The modern world will not be punished. It is the punishment.

That is the line that travels best. It is also the line that makes most of the surrounding library understandable. Gómez Dávila does not believe that history will eventually correct the present arrangement by some external blow — a war, a collapse, a divine intervention. He believes the present arrangement is already the blow. The flattened attention, the cheapened speech, the religion of progress without any object of progress, the political life that has become an industry of grievance and a market for promises, the slow extinction of any vertical relation in which a human being could measure himself against something higher than his own appetite — these are not symptoms. They are the sentence. We are inside it.

He writes from the right, but the right that does not exist any more: aristocratic, Catholic, Latin, severe, untouched by the suburban populism that has since taken the word. He is closer to the Spanish baroque, to Pascal, to Joubert, to Cioran without nihilism, to Donoso Cortés in a calmer mood. He despises the liberal centre because it has nothing to defend; he despises mass democracy because it flatters what should be challenged; he despises the revolutionary because he has confused his envy with a theory. He is harder on his own side than on the enemy. Many of his sharpest lines are aimed at the bourgeois Catholic who turns the faith into respectable furniture.

You can disagree with almost everything he believed and the book will still cut you, because what he is really doing — under the political surface — is teaching a posture of attention.

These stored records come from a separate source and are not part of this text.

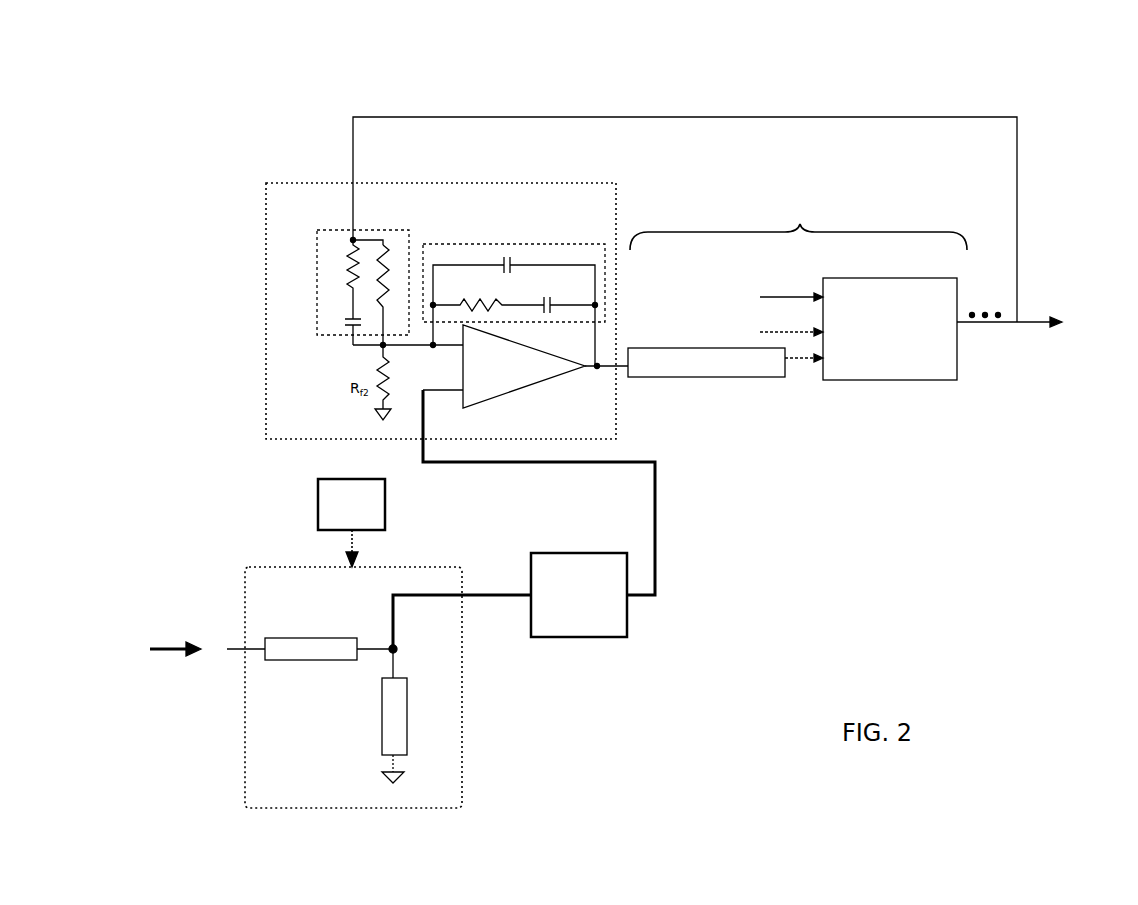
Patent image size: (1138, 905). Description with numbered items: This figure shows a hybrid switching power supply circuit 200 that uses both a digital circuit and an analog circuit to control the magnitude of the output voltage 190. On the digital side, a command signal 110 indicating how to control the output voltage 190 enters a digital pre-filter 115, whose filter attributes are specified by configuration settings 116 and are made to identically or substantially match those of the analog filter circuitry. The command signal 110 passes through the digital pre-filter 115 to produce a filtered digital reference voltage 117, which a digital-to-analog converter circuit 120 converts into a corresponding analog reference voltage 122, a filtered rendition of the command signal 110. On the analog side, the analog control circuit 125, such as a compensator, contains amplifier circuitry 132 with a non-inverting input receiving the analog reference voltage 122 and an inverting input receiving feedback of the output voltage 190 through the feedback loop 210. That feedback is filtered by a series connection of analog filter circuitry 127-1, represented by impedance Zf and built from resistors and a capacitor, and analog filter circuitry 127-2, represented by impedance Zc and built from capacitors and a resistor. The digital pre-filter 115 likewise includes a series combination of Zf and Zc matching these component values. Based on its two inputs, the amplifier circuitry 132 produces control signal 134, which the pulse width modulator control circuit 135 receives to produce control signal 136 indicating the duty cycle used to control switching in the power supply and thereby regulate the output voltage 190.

The analog control circuit 125 is at (265, 290).
The feedback loop 210 is at (745, 112).
The analog filter circuitry 127-1 is at (338, 211).
The analog filter circuitry 127-2 is at (501, 210).
The amplifier circuitry 132 is at (504, 366).
The control signal 134 is at (693, 428).
The pulse width modulator control circuit 135 is at (820, 440).
The control signal 136 is at (948, 462).
The hybrid switching power supply circuit 200 is at (928, 207).
The output voltage 190 is at (1035, 318).
The analog reference voltage 122 is at (707, 589).
The digital-to-analog converter circuit 120 is at (579, 595).
The digital reference voltage 117 is at (525, 657).
The configuration settings 116 is at (351, 523).
The digital pre-filter 115 is at (508, 793).
The command signal 110 is at (177, 643).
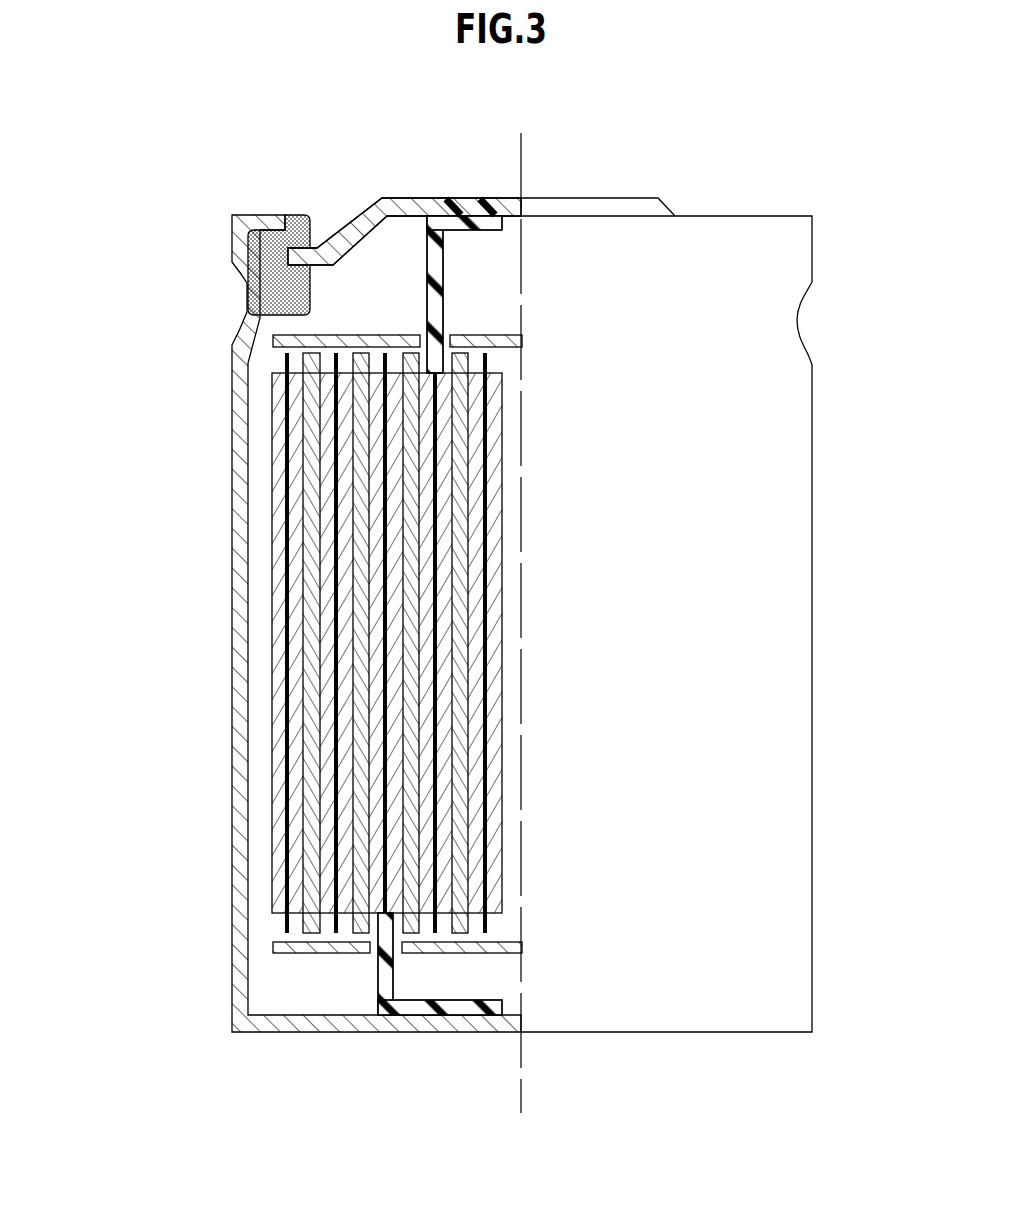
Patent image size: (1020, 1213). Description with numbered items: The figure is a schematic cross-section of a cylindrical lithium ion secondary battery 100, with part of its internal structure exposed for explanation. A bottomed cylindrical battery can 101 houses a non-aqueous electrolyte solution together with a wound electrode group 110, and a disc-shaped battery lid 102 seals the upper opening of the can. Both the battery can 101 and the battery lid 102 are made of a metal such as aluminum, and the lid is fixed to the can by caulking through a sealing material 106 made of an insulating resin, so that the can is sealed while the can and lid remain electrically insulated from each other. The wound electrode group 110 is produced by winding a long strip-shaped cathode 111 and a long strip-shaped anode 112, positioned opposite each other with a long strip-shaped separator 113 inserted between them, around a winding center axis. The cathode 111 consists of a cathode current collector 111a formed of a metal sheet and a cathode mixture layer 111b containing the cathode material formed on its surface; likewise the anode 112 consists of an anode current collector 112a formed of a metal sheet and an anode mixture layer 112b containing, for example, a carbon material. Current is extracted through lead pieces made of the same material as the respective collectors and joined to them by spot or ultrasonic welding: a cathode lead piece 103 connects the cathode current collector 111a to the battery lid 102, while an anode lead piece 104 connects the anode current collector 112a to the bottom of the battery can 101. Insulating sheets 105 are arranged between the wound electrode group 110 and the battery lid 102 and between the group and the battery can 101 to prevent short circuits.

The secondary battery 100 is at (726, 151).
The battery can 101 is at (252, 213).
The battery lid 102 is at (343, 227).
The cathode lead piece 103 is at (428, 280).
The anode lead piece 104 is at (377, 966).
The insulating sheet 105 is at (280, 340).
The sealing material 106 is at (297, 213).
The wound electrode group 110 is at (281, 643).
The cathode 111 is at (131, 563).
The cathode current collector 111a is at (283, 575).
The cathode mixture layer 111b is at (290, 622).
The anode 112 is at (130, 383).
The anode current collector 112a is at (283, 393).
The anode mixture layer 112b is at (283, 425).
The separator 113 is at (290, 497).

The aphorism is a discipline. It refuses the long argumentative essay because the long argumentative essay has, in the modern academy, become a way of saying nothing carefully. It refuses the manifesto because the manifesto sells. It refuses the book-as-product because the book-as-product is part of what he is diagnosing. The form punishes evasion. There is no room in a single sentence to clear your throat.

And so his readers, when they finally meet him, read slowly. One scholium a morning. The page is not consumed; it is sat with. Some lines arrive immediately. Some sit there for a year before they open. Some never open at all; you walk past them and they wait. Walking past is allowed. He is not pleading for your attention. He is offering an instrument.

He is also, quietly, an antidote to the noise of our own time. Everything around us is built to extract one more minute of consent: another scroll, another headline, another outrage, another opinion delivered in the voice of someone who has just learnt the subject that morning. Gómez Dávila is the opposite of that machinery in every way. He waited decades to publish. He wrote in a marginal language for a marginal audience. He refused the apparatus of fame at every step. He died in 1994 still largely unread. He is one of the few twentieth-century writers whose biography is itself a small refusal of the era he was diagnosing.

He should be read now for two reasons. The first is therapeutic. After a week inside the public conversation — its frantic pieties, its uniform vocabulary, its market in indignation, its addiction to its own reflection — to open the Escolios is to sit suddenly in a quiet room with someone who is unimpressed by all of it. He clears the ear. He restores a sense of altitude. Some books make you faster; this one slows you until your own thinking can hear itself again.

The second is harder and more important. Gómez Dávila is one of the few writers who tells you, with no consolation, that the dignity of a life is not negotiated with the spirit of its age. You owe nothing to a regime of attention that wants you flattened, distracted, indignant, easily moved, and easily replaced. You owe something — exactly what, he leaves to you to discover — to whatever in you is still capable of an interior life. Most of the modern world is organised against that capacity. He is organised for it.

Read him in small portions, in the early hours, before any screen. Keep a notebook. Mark the lines that cut. Return to them in a month. The book does not announce itself; it deepens. Like the man who wrote it, it waits for the reader to be quiet enough to hear it.